Quick question on repeated roots when solving differential equations

[rwooduk]

say we have gone through the steps and have...

$(\lambda - 2)^{2}(\lambda ^{2}-9) = 0$

which we can write as...

$(\lambda - 2)(\lambda - 2)(\lambda ^{2}-9) = 0$

we have value for lambda of 2, 2, 3, -3

because we have a repeated root.

now, say we have

$(\lambda^{2} - 1)(\lambda + 1) = 0$

my question is would you have 2 values of -1 like the example above i.e. 1, -1, -1? or would you have values of lambda of just 1, -1? and if the former would you treat the -1 as a repeated root?

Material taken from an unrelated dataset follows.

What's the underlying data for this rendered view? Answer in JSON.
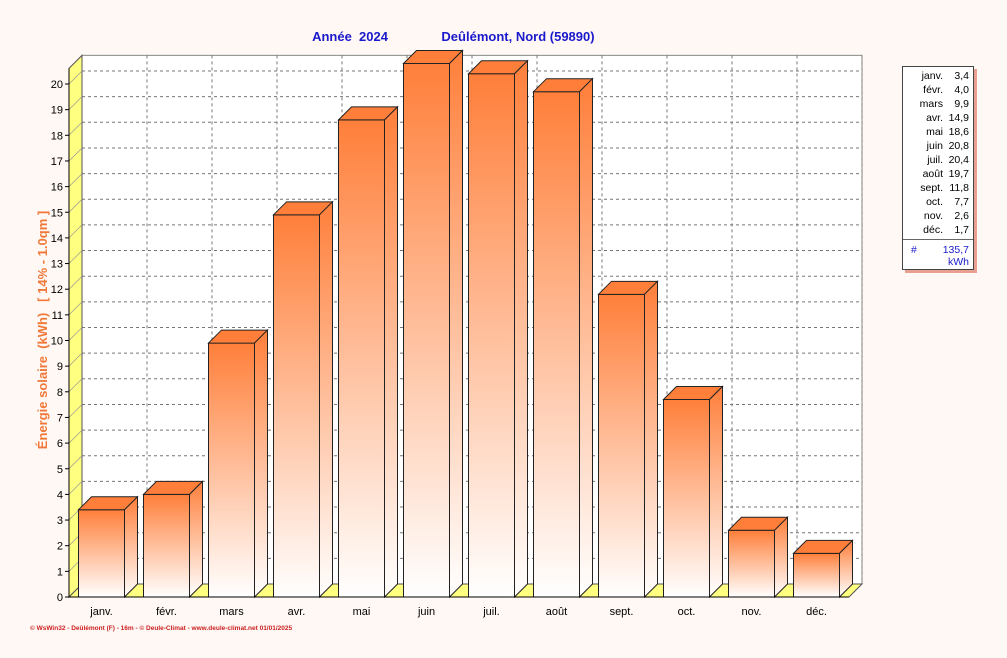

it becomes important when writing the solution because for a repeated root there an x in the second term with the exponential.

thanks in advance for any direction on this.

 

[HallsofIvy]

This isn't really a question about differential equations, it is a question about basic algebra.

Since $\lambda^2- 1= (\lambda- 1)(\lambda+ 1)$, which I am sure you already knew,
$(\lambda^2- 1)(\lambda+ 1)= (\lambda- 1)(\lambda+ 1)(\lambda+ 1)= (\lambda- 1)(\lambda+ 1)^2$
so, yes, -1 is a double root.

 

[rwooduk]

ahh, never thought of it that way! that's great, many thanks!